All members of the primary health care team (from reception to doctors) in the course of their duties will have access to your medical records. They all adhere to the highest standards of maintaining confidentiality.

If you wish to discuss something of a confidential nature please mention it to one of the receptionists who will make arrangements for you to have the necessary privacy.

Under 16s:

The duty of confidentiality owed to a person under 16 is as great as the duty owed to any other person. Young people aged under 16 years can choose to see health professionals, without informing their parents or carers. If a GP considers that the young person is competent to make decisions about their health, then the GP can give advice, prescribe and treat the young person without seeking further consent.

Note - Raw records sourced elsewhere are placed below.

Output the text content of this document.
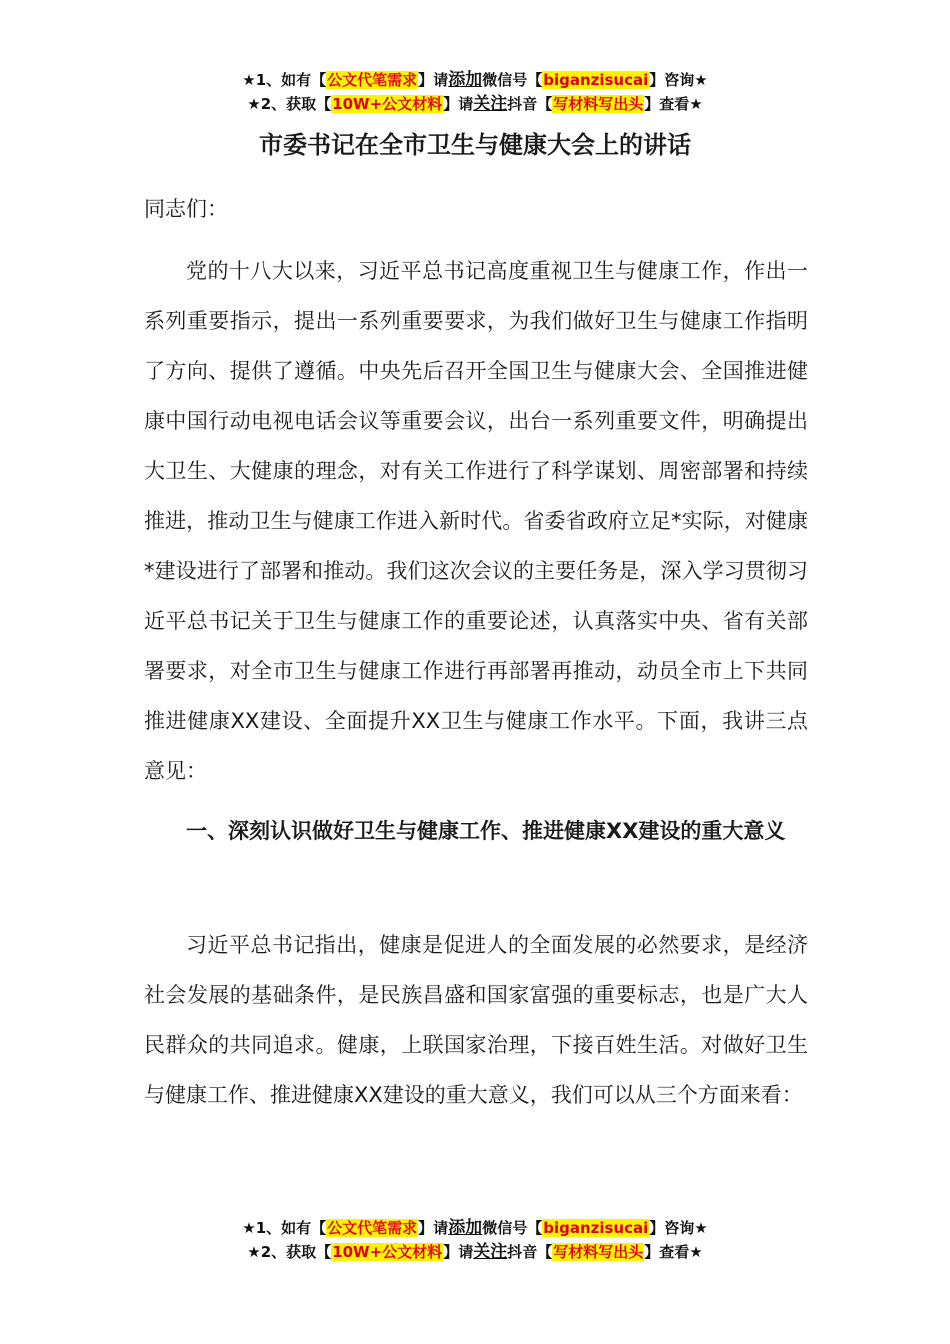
★1、如有【公文代笔需求】请添加微信号【biganzisucai】咨询★
★2、获取【10W+公文材料】请关注抖音【写材料写出头】查看★
市委书记在全市卫生与健康大会上的讲话

同志们：

党的十八大以来，习近平总书记高度重视卫生与健康工作，作出一系列重要指示，提出一系列重要要求，为我们做好卫生与健康工作指明了方向、提供了遵循。中央先后召开全国卫生与健康大会、全国推进健康中国行动电视电话会议等重要会议，出台一系列重要文件，明确提出大卫生、大健康的理念，对有关工作进行了科学谋划、周密部署和持续推进，推动卫生与健康工作进入新时代。省委省政府立足*实际，对健康*建设进行了部署和推动。我们这次会议的主要任务是，深入学习贯彻习近平总书记关于卫生与健康工作的重要论述，认真落实中央、省有关部署要求，对全市卫生与健康工作进行再部署再推动，动员全市上下共同推进健康XX建设、全面提升XX卫生与健康工作水平。下面，我讲三点意见：

一、深刻认识做好卫生与健康工作、推进健康XX建设的重大意义

习近平总书记指出，健康是促进人的全面发展的必然要求，是经济社会发展的基础条件，是民族昌盛和国家富强的重要标志，也是广大人民群众的共同追求。健康，上联国家治理，下接百姓生活。对做好卫生与健康工作、推进健康XX建设的重大意义，我们可以从三个方面来看：

★1、如有【公文代笔需求】请添加微信号【biganzisucai】咨询★
★2、获取【10W+公文材料】请关注抖音【写材料写出头】查看★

However, in terms of good practice, health professionals will encourage young people to discuss issues with a parent or carer. As with older people, sometimes the law requires us to report information to appropriate authorities in order to protect young people or members of the public.

Chaperone Policy

The Surgery prides itself in maintaining professional standards. For certain examinations during consultations an impartial observer (a “Chaperone”) will be required.

This impartial observer will be a Practice Nurse or Health Care Assistant who is familiar with the procedure and be available to reassure and raise any concerns on your behalf. If a nurse is unavailable at the time of your consultation then your examination may be re-scheduled for another time.

You are free to decline any examination or choose an alternative examiner or chaperone. You may also request a chaperone for any examination or consultation if one is not offered to you. The GP may not undertake an examination if a chaperone is declined.

The role of a Chaperone:

  • Maintains professional boundaries during intimate examinations.
  • Acknowledges a patient’s vulnerability.
  • Provides emotional comfort and reassurance.
  • Assists in the examination.
  • Assists with undressing patients, if required.